Does anyone know where I can download One Piece episodes for free that I could put on my DSTWO Iplayer plugin? And I would prefer the eps in english but I wouldn't mind subs.


----------



## Kickstarts (Dec 14, 2010)

Daidude said:
			
		

> Does anyone know where I can download One Piece episodes for free that I could put on my DSTWO Iplayer plugin?

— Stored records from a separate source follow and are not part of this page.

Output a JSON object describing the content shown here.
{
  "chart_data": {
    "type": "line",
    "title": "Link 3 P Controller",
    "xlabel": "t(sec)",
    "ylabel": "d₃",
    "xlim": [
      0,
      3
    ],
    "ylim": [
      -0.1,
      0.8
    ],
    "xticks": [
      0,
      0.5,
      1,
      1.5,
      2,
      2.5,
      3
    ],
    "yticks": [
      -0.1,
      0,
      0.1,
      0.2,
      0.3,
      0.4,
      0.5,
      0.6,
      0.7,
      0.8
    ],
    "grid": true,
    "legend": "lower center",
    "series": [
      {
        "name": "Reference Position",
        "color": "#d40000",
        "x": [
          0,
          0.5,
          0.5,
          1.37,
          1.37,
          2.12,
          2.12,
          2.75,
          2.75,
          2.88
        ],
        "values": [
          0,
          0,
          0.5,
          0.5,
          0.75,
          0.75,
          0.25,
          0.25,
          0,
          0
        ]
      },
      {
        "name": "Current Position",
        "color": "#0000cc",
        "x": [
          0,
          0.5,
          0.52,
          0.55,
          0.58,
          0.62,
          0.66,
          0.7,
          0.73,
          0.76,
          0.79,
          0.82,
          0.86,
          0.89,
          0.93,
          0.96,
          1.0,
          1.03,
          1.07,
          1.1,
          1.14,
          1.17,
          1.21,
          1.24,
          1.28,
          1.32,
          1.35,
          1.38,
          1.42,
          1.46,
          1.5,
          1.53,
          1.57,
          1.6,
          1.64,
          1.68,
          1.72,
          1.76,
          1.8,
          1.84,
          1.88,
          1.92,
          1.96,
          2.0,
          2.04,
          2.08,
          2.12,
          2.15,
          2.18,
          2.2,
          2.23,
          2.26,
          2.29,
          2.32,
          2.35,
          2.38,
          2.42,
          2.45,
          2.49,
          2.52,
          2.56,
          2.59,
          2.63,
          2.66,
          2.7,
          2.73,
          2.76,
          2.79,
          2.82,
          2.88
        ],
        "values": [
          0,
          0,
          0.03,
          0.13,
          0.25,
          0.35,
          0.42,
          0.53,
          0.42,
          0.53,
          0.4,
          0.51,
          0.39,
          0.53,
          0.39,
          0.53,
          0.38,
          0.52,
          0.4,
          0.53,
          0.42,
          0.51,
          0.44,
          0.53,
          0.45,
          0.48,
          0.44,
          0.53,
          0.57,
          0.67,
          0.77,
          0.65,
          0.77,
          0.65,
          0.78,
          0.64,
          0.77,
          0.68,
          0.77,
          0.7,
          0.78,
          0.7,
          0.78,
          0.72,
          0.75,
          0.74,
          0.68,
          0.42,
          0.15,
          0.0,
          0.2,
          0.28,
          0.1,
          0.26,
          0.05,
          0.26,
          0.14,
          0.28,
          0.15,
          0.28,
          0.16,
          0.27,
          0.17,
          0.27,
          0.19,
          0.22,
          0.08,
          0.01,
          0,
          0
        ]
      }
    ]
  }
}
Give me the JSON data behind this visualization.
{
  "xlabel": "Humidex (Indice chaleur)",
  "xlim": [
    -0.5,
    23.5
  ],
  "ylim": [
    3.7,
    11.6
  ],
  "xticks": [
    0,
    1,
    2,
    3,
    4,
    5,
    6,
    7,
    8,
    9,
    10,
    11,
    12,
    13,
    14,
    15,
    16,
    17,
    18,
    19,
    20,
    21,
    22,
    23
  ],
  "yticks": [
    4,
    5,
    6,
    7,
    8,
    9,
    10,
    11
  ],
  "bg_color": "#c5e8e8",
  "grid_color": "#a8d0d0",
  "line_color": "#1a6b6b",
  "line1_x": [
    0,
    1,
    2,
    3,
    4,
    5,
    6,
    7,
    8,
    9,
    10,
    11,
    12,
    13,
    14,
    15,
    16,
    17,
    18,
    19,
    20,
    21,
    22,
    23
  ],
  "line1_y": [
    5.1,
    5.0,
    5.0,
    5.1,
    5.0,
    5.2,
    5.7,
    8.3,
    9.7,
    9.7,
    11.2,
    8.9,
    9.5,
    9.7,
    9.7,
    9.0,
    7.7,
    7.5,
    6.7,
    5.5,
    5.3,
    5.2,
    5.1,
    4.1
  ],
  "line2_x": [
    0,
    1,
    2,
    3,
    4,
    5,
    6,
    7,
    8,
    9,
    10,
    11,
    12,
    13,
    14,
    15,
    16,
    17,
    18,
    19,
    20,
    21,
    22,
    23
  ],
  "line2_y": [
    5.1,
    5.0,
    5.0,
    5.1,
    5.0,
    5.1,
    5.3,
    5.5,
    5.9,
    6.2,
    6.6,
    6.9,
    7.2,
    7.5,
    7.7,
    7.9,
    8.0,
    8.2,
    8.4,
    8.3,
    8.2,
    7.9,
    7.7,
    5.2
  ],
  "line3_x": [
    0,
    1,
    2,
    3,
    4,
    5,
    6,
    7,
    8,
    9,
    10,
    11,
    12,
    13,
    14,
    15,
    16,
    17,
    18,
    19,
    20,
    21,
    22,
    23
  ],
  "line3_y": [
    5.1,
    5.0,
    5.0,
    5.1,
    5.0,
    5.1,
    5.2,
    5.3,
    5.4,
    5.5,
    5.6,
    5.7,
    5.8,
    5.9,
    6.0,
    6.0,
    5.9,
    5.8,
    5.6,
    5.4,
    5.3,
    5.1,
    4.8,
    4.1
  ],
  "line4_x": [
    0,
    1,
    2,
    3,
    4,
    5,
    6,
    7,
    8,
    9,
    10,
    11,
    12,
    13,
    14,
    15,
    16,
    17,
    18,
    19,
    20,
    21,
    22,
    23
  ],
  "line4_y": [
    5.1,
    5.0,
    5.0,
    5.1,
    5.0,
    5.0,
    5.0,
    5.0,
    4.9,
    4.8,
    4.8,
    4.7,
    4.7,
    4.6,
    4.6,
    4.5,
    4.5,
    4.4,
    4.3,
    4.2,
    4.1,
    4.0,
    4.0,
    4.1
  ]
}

And I would prefer the eps in english but I wouldn't mind subs.


I'm really wondering if anyone bothers reading rules anymore.
But yeah, you shouldn't be asking these questions on this forum.


----------



## Daidude (Dec 14, 2010)

Kickstarts said:
			
		

> Daidude said:
> 
> 
> 
> ...



ohh sorry but on ask Gbatemp there wasn't a category that I found really suitable for this question.


----------



## Kickstarts (Dec 14, 2010)

Daidude said:
			
		

> Kickstarts said:
> 
> 
> 
> ...


I'll let you find out, it's funnier that way. I think it's pretty clear, though.

And, it's not suitable because it's not allowed on the forum. Obviously.


----------



## Daidude (Dec 14, 2010)

Well then, if I am rule breaking can someone close this thread.


----------



## raulpica (Dec 14, 2010)

Closed, as it's against the rules.


----------